In this laboratory, we investigate the role of common sense in perception because we want to find out what prospective machinery efficiently drives our interpretation of the world to show how to overcome the high uncertainty resulting from the severe temporal, spatial and informational limitations in sensor data as the embodied agent interacts with its environment. Perception in such complex scenes (e.g., safety-critical, dynamic) does not only goes beyond processing sensor data to address classical tasks such as object classification, usually known as the what- and where-object-questions, but also faces the what-, how-, and why-happen-questions (e.g., task execution verification, estimation of physical parameters, quantities and detection of states such as fullness, stability). We generalize the problem of perception by placing events instead of objects at the center of scene understanding, where perception takes place as a loop which consists in predicting on the one hand the effects (anticipation) and on the other hand the causes (explanation) of events.
Description
NaivPhys4RP (Naive Physics for Robot Perception) is a causal and transparent generative perception model that emulates human perception by capturing key aspects of human common sense, formulated and coined in this work under the term Probabilistic Embodied Scene Grammars (PESG), that invisibly (dark) drives our interpretation of the world from poor observations. Note that PESG constitutes the foundations of NaivPhys4RP and enables it to probabilistically emulate the way the physical scene evolves and adjust these emulations with the few available sensor data (e.g., if we are in the desert, we can imagine entities that can be found there, and if this moves it is likely a carmel). In highlighting the high uncertainty from sensor data in complex worlds, NaivPhys4RP first point the necessity to generalize scene understanding and center it around events instead of objects, handling what/how/why-happen-queries (e.g., task execution verification, physical parameters, quantities, states such as fullness, stability) instead of just what/where-queries (e.g., object detection). Then, NaivPhys4RP regards perception as a loop consisting on the one hand of anticipatory queries where anticipation makes use of PESG to look ahead and predict the consequences of events (e.g., would glass spill when pouring? or what is the image resulting from the observation of a half full glass?). This can be seen as generating more information through PESG to augment sensor data. On the other hand, explanatory queries for which explanation looks back and predicts the causes of events (e.g., how full should the glass be for it to be observed as such?). This can be seen as parsing evidences through PESG. Mathematically, NaivPhys4RP computes a Contextual Partially-Observable Markov Process with Decision (CPOMP-D). In such a particular POMP, though the scene state is the central target, the decision making of agents in the scene is also modeled since the perceiving agent can decide to act mentally without actually realizing the action phyically (e.g., deciding actions from context and imagining them). The figure below illustrates PESG and its superiority to natural language grammars.

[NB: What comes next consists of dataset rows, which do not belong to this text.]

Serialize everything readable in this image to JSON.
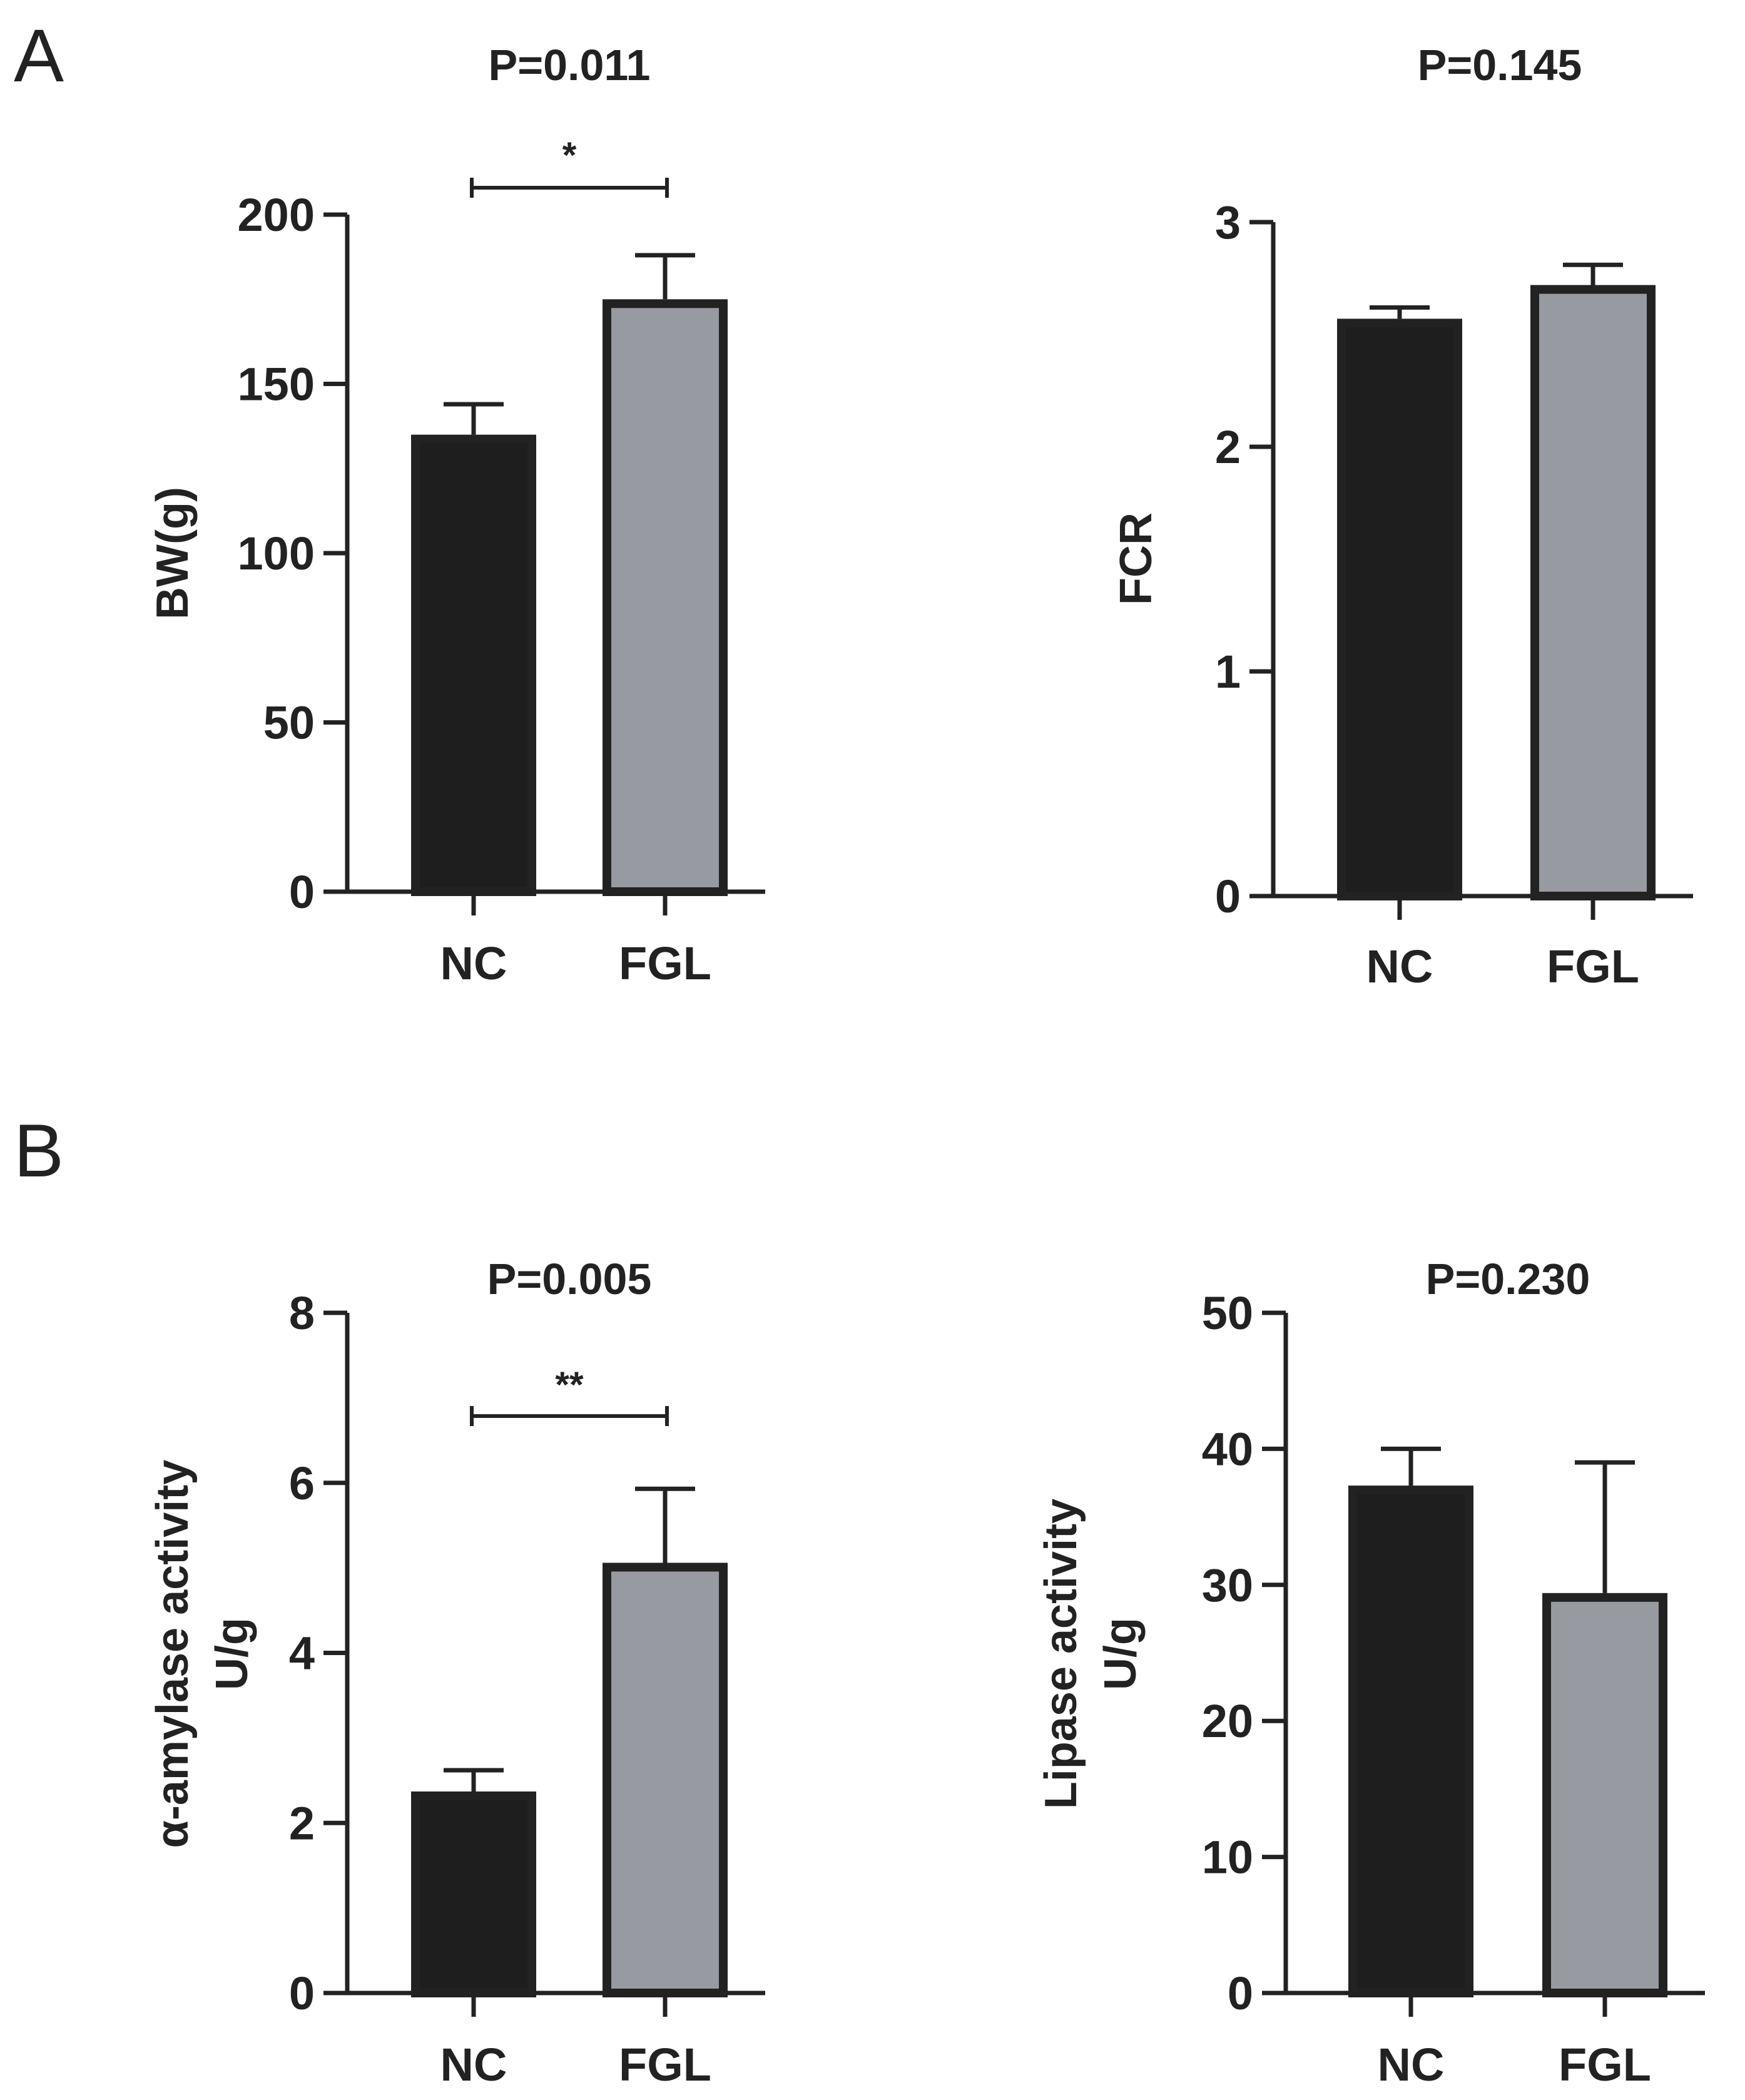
{
  "panels": [
    {
      "letter": "A"
    },
    {
      "letter": "B"
    }
  ],
  "chart_data": [
    {
      "type": "bar",
      "panel": "A",
      "title": "P=0.011",
      "ylabel": "BW(g)",
      "ylabel_line2": "",
      "categories": [
        "NC",
        "FGL"
      ],
      "values": [
        135,
        175
      ],
      "errors": [
        9,
        13
      ],
      "colors": [
        "#1e1e1e",
        "#979aa1"
      ],
      "ylim": [
        0,
        200
      ],
      "yticks": [
        0,
        50,
        100,
        150,
        200
      ],
      "significance": "*"
    },
    {
      "type": "bar",
      "panel": "A",
      "title": "P=0.145",
      "ylabel": "FCR",
      "ylabel_line2": "",
      "categories": [
        "NC",
        "FGL"
      ],
      "values": [
        2.57,
        2.72
      ],
      "errors": [
        0.05,
        0.09
      ],
      "colors": [
        "#1e1e1e",
        "#979aa1"
      ],
      "ylim": [
        0,
        3
      ],
      "yticks": [
        0,
        1,
        2,
        3
      ],
      "significance": ""
    },
    {
      "type": "bar",
      "panel": "B",
      "title": "P=0.005",
      "ylabel": "α-amylase activity",
      "ylabel_line2": "U/g",
      "categories": [
        "NC",
        "FGL"
      ],
      "values": [
        2.37,
        5.06
      ],
      "errors": [
        0.25,
        0.87
      ],
      "colors": [
        "#1e1e1e",
        "#979aa1"
      ],
      "ylim": [
        0,
        8
      ],
      "yticks": [
        0,
        2,
        4,
        6,
        8
      ],
      "significance": "**"
    },
    {
      "type": "bar",
      "panel": "B",
      "title": "P=0.230",
      "ylabel": "Lipase activity",
      "ylabel_line2": "U/g",
      "categories": [
        "NC",
        "FGL"
      ],
      "values": [
        37.3,
        29.4
      ],
      "errors": [
        2.7,
        9.6
      ],
      "colors": [
        "#1e1e1e",
        "#979aa1"
      ],
      "ylim": [
        0,
        50
      ],
      "yticks": [
        0,
        10,
        20,
        30,
        40,
        50
      ],
      "significance": ""
    }
  ]
}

Core Inference Tasks - Anticipation and Explanation through Cognitive Emulation (Imagination)
This video demonstrates the application of NaivPhys4RP for the learningless and safe recognition and 6D-pose estimation of (transparent) objects.
Learning to Imagine in NaivPhys4RP - Amortization (Speeding up and Narrowing Imagination)

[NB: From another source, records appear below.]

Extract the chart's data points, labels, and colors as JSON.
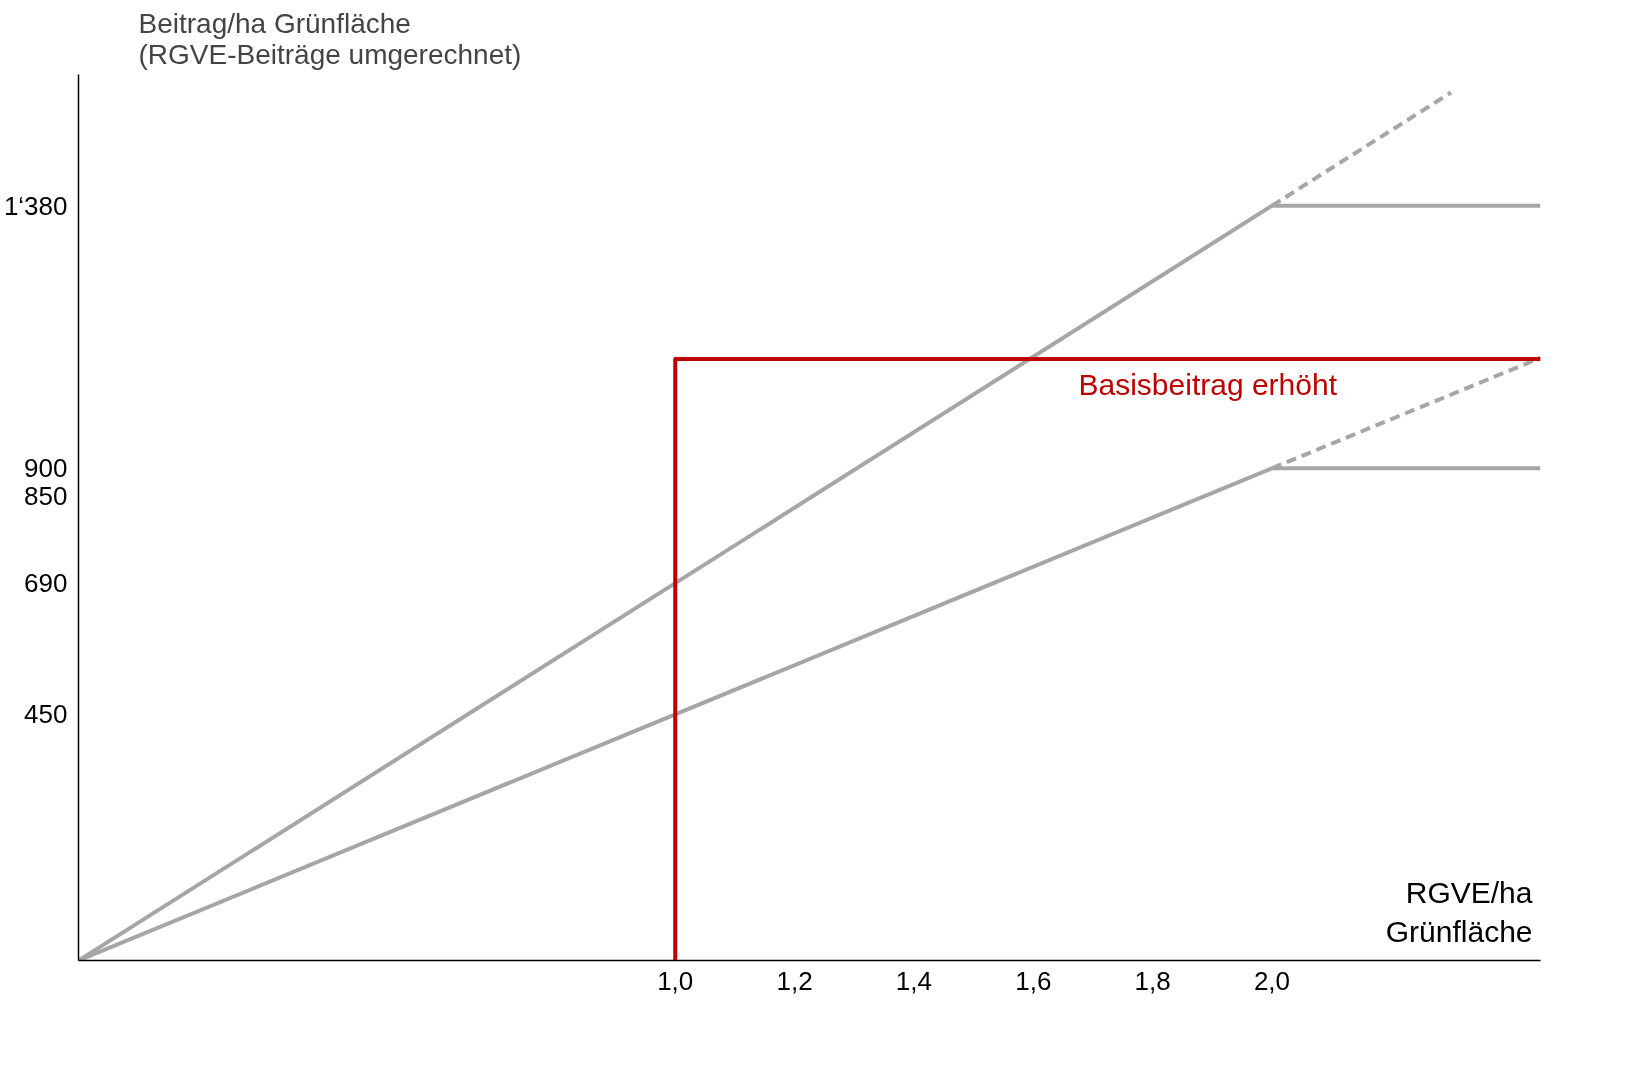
{
  "chart_data": {
    "type": "line",
    "ylabel": "Beitrag/ha Grünfläche\n(RGVE-Beiträge umgerechnet)",
    "xlabel": "RGVE/ha\nGrünfläche",
    "xlim": [
      0,
      2.45
    ],
    "ylim": [
      0,
      1620
    ],
    "xticks": [
      {
        "value": 1.0,
        "label": "1,0"
      },
      {
        "value": 1.2,
        "label": "1,2"
      },
      {
        "value": 1.4,
        "label": "1,4"
      },
      {
        "value": 1.6,
        "label": "1,6"
      },
      {
        "value": 1.8,
        "label": "1,8"
      },
      {
        "value": 2.0,
        "label": "2,0"
      }
    ],
    "yticks": [
      450,
      690,
      850,
      900,
      {
        "value": 1380,
        "label": "1‘380"
      }
    ],
    "grid": false,
    "marker": "none",
    "series": [
      {
        "color": "#a6a6a6",
        "x": [
          0,
          2.0,
          2.45
        ],
        "values": [
          0,
          1380,
          1380
        ],
        "line_style": "solid"
      },
      {
        "color": "#a6a6a6",
        "x": [
          0,
          2.0,
          2.45
        ],
        "values": [
          0,
          900,
          900
        ],
        "line_style": "solid"
      },
      {
        "color": "#a6a6a6",
        "x": [
          2.0,
          2.3
        ],
        "values": [
          1380,
          1587
        ],
        "line_style": "dashed"
      },
      {
        "color": "#a6a6a6",
        "x": [
          2.0,
          2.45
        ],
        "values": [
          900,
          1102
        ],
        "line_style": "dashed"
      },
      {
        "color": "#c00000",
        "x": [
          1.0,
          1.0,
          2.45
        ],
        "values": [
          0,
          1100,
          1100
        ],
        "line_style": "solid"
      }
    ],
    "annotations": [
      "Basisbeitrag erhöht"
    ]
  }
}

Despite the considerable reduction of the world state space through context-specific imagination, still there remains a bit of vagueness for instance in terms of number of objects and concrete spatial configurations. In order to amortize this combinatorial explosion, we employ a greedy direct (unconscious) perception approach of the scene, neurally trained on imagined datasets, to compress the state space. Then, the optimistic results of the neural learner are filtered based on the context and available sensor data (e.g., if knife detected then likely spoon because coffee drinking). We developed RobotVQA in this regard.
Safety with NaivPhys4RP - Trace, Verifiy, (Recover,) Report
RobAuditor is a safety-centric wrapper of NaivPhys4RP and flexible framework for automated task execution verification and audit trail generation in safety-critical processes which performs 1) task execution verification, (2) audit trail generation, and (3) failure recovery and prevention while scaling to (a) the diversity of task execution structures, (b) diversity of task execution contexts and (c) the availability of computational resources.
Perception of Flexibles in NaivPhys4RP - Generative Models of Fluids [Coming soon]
The model allows agents, manipulating fluids (e.g., pouring), to answer difficult perceptual queries such as how full is the container, whether the container will spill or whether the container will be missed.